Jordan is nineteen. I hadn’t seen him for a few years. But when he was four and five, he came to my home to be babysat now and then. Deidra, his mom, reminded me of this. I had totally forgotten that I cared for Jordan. She also reminded me of something else.
A Safe Place
When Jordan came to my home, he fell in love with a chime I had. It had a lovely bell on the end. He would stick it in the back pocket of his shorts and prance around to hear it ring. I gave it to him as a gift. Jordan was standing there as his mom related this story to me. He smiled. What his mom said next blew me away. “You still have that chime in your room, don’t you Jordan.” He nodded yes.
WHAT! It has been fifteen years. Then Deidra said, “When he knew he had to go to a babysitter he would say, “I only want to go to that Mary place.”
As I think back, I can’t recall why he would have found our home so inviting. I had one daughter left at home, but she was in her teens. Our apartment was bright and clean. I was working from home and very busy but my guess is that Jordan felt safe in our home. Isn’t that wonderful? And this isn’t the first time a youth has reminded me of what my home and I meant to them.
Even in Dark Moments, You Can Be a Light
As you know we had some children use drugs. It was a hard time. But in the last few decades, I have received messages from some of my children’s friends. They talk about how wonderful it was that I was there, that there was food, that our house was a safe place. My oldest son, who hadn’t liked us for a while, said in his late forties, “Mom, you will never know how many people you touched,” or words to that effect.
Truth is, I never knew that our home was a haven. I felt that because of how things had worked out, Don and I were failures. I have written about our struggles over those thoughts. But there it is, even in that darkness, in our obvious imperfection, we were a light. Our home was a light.
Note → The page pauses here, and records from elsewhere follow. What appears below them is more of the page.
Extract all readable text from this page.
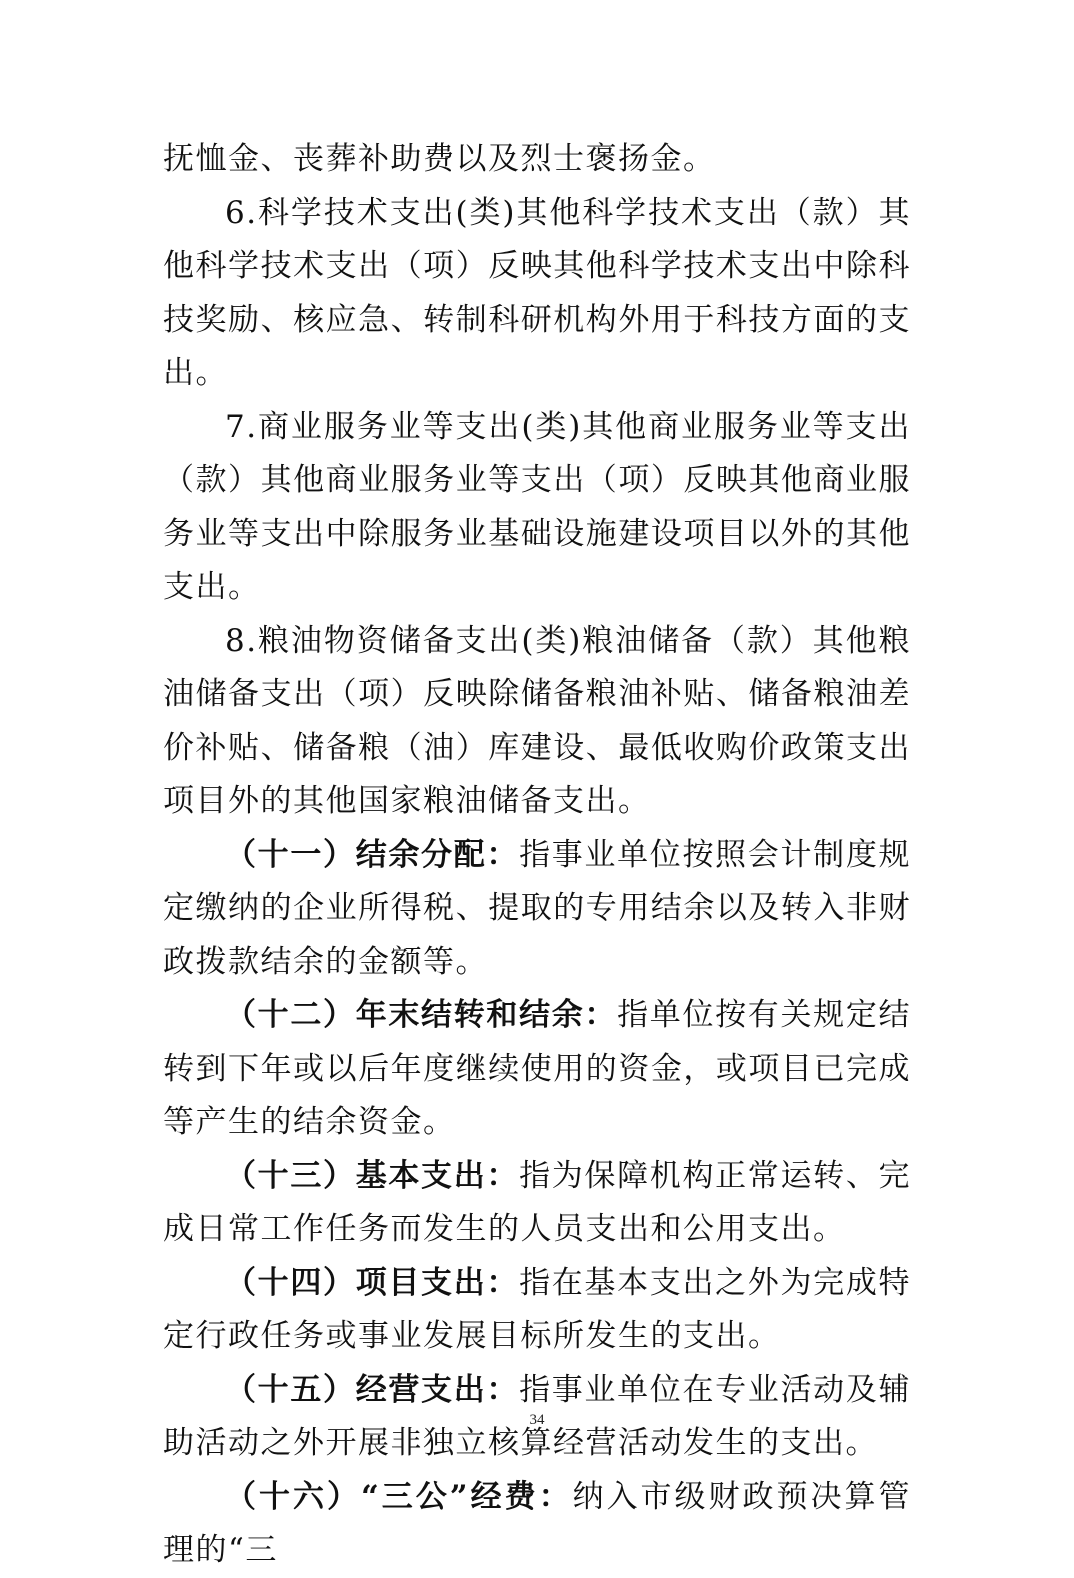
抚恤金、丧葬补助费以及烈士褒扬金。

6.科学技术支出(类)其他科学技术支出（款）其他科学技术支出（项）反映其他科学技术支出中除科技奖励、核应急、转制科研机构外用于科技方面的支出。

7.商业服务业等支出(类)其他商业服务业等支出（款）其他商业服务业等支出（项）反映其他商业服务业等支出中除服务业基础设施建设项目以外的其他支出。

8.粮油物资储备支出(类)粮油储备（款）其他粮油储备支出（项）反映除储备粮油补贴、储备粮油差价补贴、储备粮（油）库建设、最低收购价政策支出项目外的其他国家粮油储备支出。

（十一）结余分配：指事业单位按照会计制度规定缴纳的企业所得税、提取的专用结余以及转入非财政拨款结余的金额等。

（十二）年末结转和结余：指单位按有关规定结转到下年或以后年度继续使用的资金，或项目已完成等产生的结余资金。

（十三）基本支出：指为保障机构正常运转、完成日常工作任务而发生的人员支出和公用支出。

（十四）项目支出：指在基本支出之外为完成特定行政任务或事业发展目标所发生的支出。

（十五）经营支出：指事业单位在专业活动及辅助活动之外开展非独立核算经营活动发生的支出。

（十六）“三公”经费：纳入市级财政预决算管理的“三

34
Last year I got an email from a young woman that I had taught in a church class when she was 16 and 17. She told me that my lessons had had a huge impact on her life. REALLY! She slept through the class! I felt I was doing a terrible job and asked the leaders to get a new teacher. I knew I was giving it all I had but, well, she and others appeared to be so bored.
AND THERE IT IS!
When we do our best, even when it is terribly imperfect, we can be an influence for good. You never know the impact you have on the lives of the children and young people in your life. So, hang on, mom and dad. Don’t throw in the towel. Stop beating yourself up and fearing the worst. Just keep doing your imperfect best and you will get better. In the meantime, you will impact your children and others for good.